Any time series analysis has to take into account the following factors:
- Seasonality
- Trend
- Outliers and rare events
- Disruptions and step changes
Any time series analysis has to take into account the following factors:
Seasonality is a phenomenon that occurs each calendar year. The same behavior can be observed each year. A good forecasting model will be able to incorporate the effect of seasonality in its forecasts. Christmas is a great example of seasonality, where retailers have come to expect higher sales over the festive period.
Seasonality can extend into months but is usually only observed over days or weeks. When looking at time series where the periodicity is hours, you may find a seasonality effect for certain hours of the day. Some of the reasons for seasonality include holidays, climate, and changes in social habits. For example, travel companies usually run far fewer services on Christmas Day, citing a lack of demand. During most holidays people love to travel, but this lack of demand on Christmas Day could be attributed to social habits, where people tend to stay at home or have already traveled. Social habit becomes a driving factor in the seasonality of journeys undertaken on Christmas Day therefore.
It's easier for the forecaster when a particular seasonal event occurs on a fixed calendar date each year; the issue comes when some popular holidays depend on lunar movement, such as Easter, Diwali, and Eid. These holidays may occur in different weeks or months over the years, which will shift the seasonality effect. Also, if some holidays fall closer to other holiday periods, it may lead to individuals taking extended holidays and travel sales may increase more than expected in such years. The coffee shop near the office may also experience lower sales for a longer period. Changes in the weather can also impact seasonality; for example, a longer, warmer summer may be welcome in the UK, but this would impact retail sales in the autumn as most shoppers wouldn't need to buy a new wardrobe. In hotter countries, sales of air-conditioners would increase substantially compared to the summer months' usual seasonality. Forecasters could offset this unpredictability in seasonality by building in a weather forecast variable. We will explore similar challenges in the chapters ahead.

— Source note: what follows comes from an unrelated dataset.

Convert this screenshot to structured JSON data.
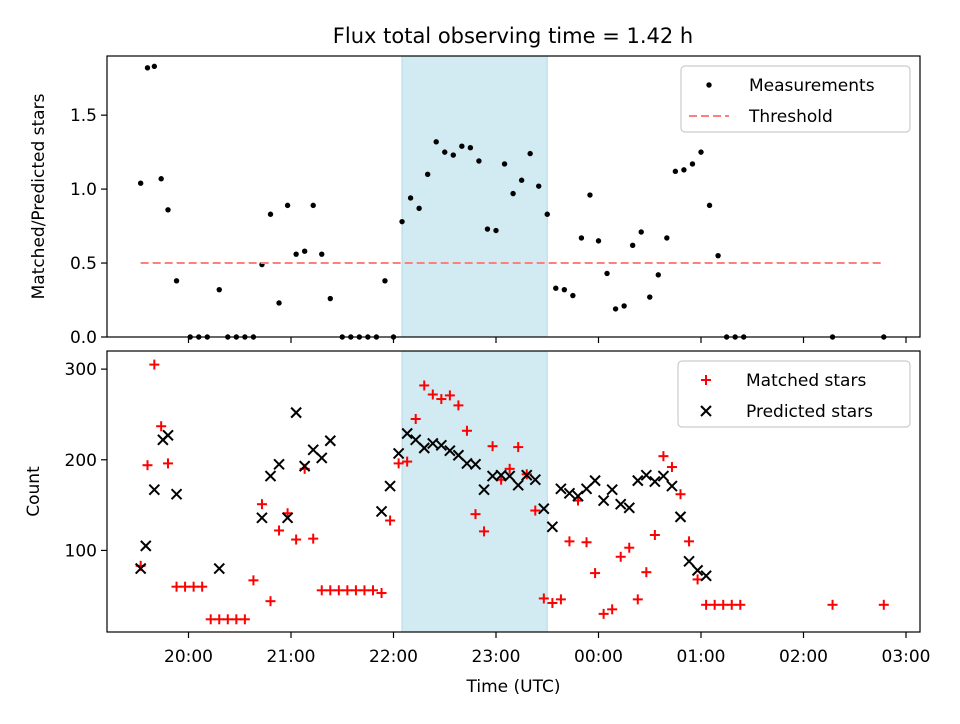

Seasonality shouldn't be confused with a cyclic effect. A cyclic effect is observed over a longer period of generally two years or more. The property sector is often associated with having a cyclic effect, where it has long periods of growth or slowdown before the cycle continues.
A trend is merely a long-term direction of observed behavior that is found by plotting data against a time component. A trend may indicate an increase or decrease in behavior. Trends may not even be linear, but a broad movement can be identified by analyzing plotted data.

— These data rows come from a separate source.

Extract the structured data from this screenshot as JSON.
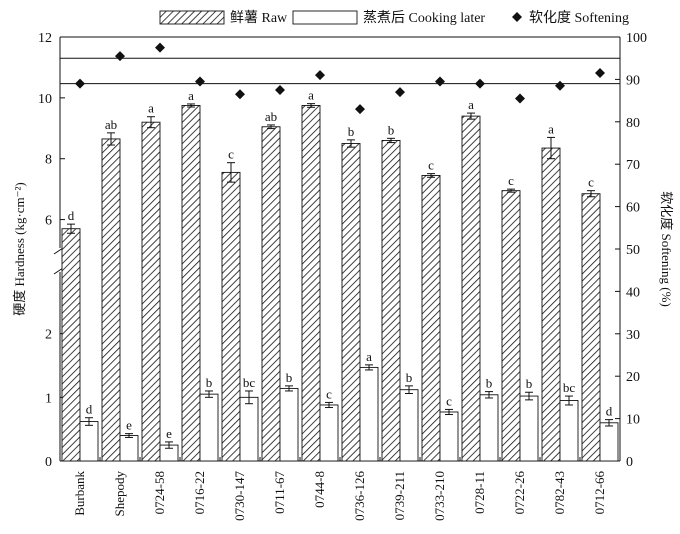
{
  "chart_data": {
    "type": "bar",
    "categories": [
      "Burbank",
      "Shepody",
      "0724-58",
      "0716-22",
      "0730-147",
      "0711-67",
      "0744-8",
      "0736-126",
      "0739-211",
      "0733-210",
      "0728-11",
      "0722-26",
      "0782-43",
      "0712-66"
    ],
    "legend": [
      "鲜薯 Raw",
      "蒸煮后 Cooking later",
      "软化度 Softening"
    ],
    "legend_position": "top",
    "ylabel_left": "硬度 Hardness (kg·cm⁻²)",
    "ylabel_right": "软化度 Softening (%)",
    "left_axis_upper": {
      "range": [
        5,
        12
      ],
      "ticks": [
        "6",
        "8",
        "10",
        "12"
      ]
    },
    "left_axis_lower": {
      "range": [
        0,
        3
      ],
      "ticks": [
        "0",
        "1",
        "2"
      ]
    },
    "right_axis": {
      "range": [
        0,
        100
      ],
      "ticks": [
        "0",
        "10",
        "20",
        "30",
        "40",
        "50",
        "60",
        "70",
        "80",
        "90",
        "100"
      ]
    },
    "series": [
      {
        "name": "鲜薯 Raw",
        "axis": "left",
        "style": "hatched",
        "values": [
          5.7,
          8.65,
          9.2,
          9.75,
          7.55,
          9.05,
          9.75,
          8.5,
          8.6,
          7.45,
          9.4,
          6.95,
          8.35,
          6.85
        ],
        "errors": [
          0.15,
          0.2,
          0.18,
          0.05,
          0.32,
          0.06,
          0.06,
          0.12,
          0.07,
          0.06,
          0.1,
          0.05,
          0.35,
          0.1
        ],
        "labels": [
          "d",
          "ab",
          "a",
          "a",
          "c",
          "ab",
          "a",
          "b",
          "b",
          "c",
          "a",
          "c",
          "a",
          "c"
        ]
      },
      {
        "name": "蒸煮后 Cooking later",
        "axis": "left",
        "style": "open",
        "values": [
          0.62,
          0.4,
          0.25,
          1.05,
          1.0,
          1.14,
          0.88,
          1.47,
          1.12,
          0.77,
          1.04,
          1.02,
          0.95,
          0.6
        ],
        "errors": [
          0.06,
          0.03,
          0.05,
          0.05,
          0.1,
          0.04,
          0.04,
          0.04,
          0.06,
          0.04,
          0.05,
          0.06,
          0.07,
          0.05
        ],
        "labels": [
          "d",
          "e",
          "e",
          "b",
          "bc",
          "b",
          "c",
          "a",
          "b",
          "c",
          "b",
          "b",
          "bc",
          "d"
        ]
      },
      {
        "name": "软化度 Softening",
        "axis": "right",
        "style": "diamond",
        "values": [
          89,
          95.5,
          97.5,
          89.5,
          86.5,
          87.5,
          91,
          83,
          87,
          89.5,
          89,
          85.5,
          88.5,
          91.5
        ]
      }
    ],
    "reference_lines_right": [
      95,
      89
    ]
  },
  "colors": {
    "ink": "#111111",
    "raw_fill": "hatched",
    "cook_fill": "#ffffff"
  }
}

Outliers and rare events are terminologies that are often used interchangeably by businesses. These concepts can have a big impact on data, and some sort of outlier treatment is usually applied to data before it is used for modeling. It is almost impossible to predict an outlier or rare event but they do affect a trend. An example of an outlier could be a customer walking into a branch to deposit an amount that is 100 times the daily average of that branch. In this case, the forecaster wouldn't expect that trend to continue.
Disruptions and step changes are becoming more common in time series data. One reason for this is the abundance of available data and the growing ability to store and analyze it. Disruptions could include instances when a business hasn't been able to trade as normal. Flooding at the local pub may lead to reduced sales for a few days, for example. While analyzing daily sales across a pub chain, an analyst may have to make note of a disruptive event and its impact on the chain's revenue. Step changes are also more common now due to technological shifts, mergers and acquisitions, and business process re-engineering. When two companies announce a merger, they often try to sync their data. They might have been selling x and y quantities individually, but after the merger will expect to sell x + y + c (where c is the positive or negative effect of the merger). Over time, when someone plots sales data in this case, they will probably spot a step change in sales that happened around the time of the merger, as shown in the following screenshot:
In the trend graph, we can see that online travel bookings are increasing. In the step change and disruptions chart, we can see that Q1 of 2012 saw a substantive increase in bookings, where Q1 of 2014 saw a substantive dip. The increase was due to the merger of two companies that took place in Q1 of 2012. The decrease in Q1 of 2014 was attributed to prolonged snow storms in Europe and the ash cloud disruption from volcanic activity over Iceland. While online bookings kept increasing after the step change, the disruption caused by the snow storm and ash cloud only had an effect on sales in Q1 of 2014. In this case, the modeler will have to treat the merger and the disruption differently while using them in the forecast, as disruption could be disregarded as an outlier and treated accordingly. Also note that the seasonality chart shows that Q4 of each year sees almost a 20% increase in travel bookings, and this pattern continues each calendar year.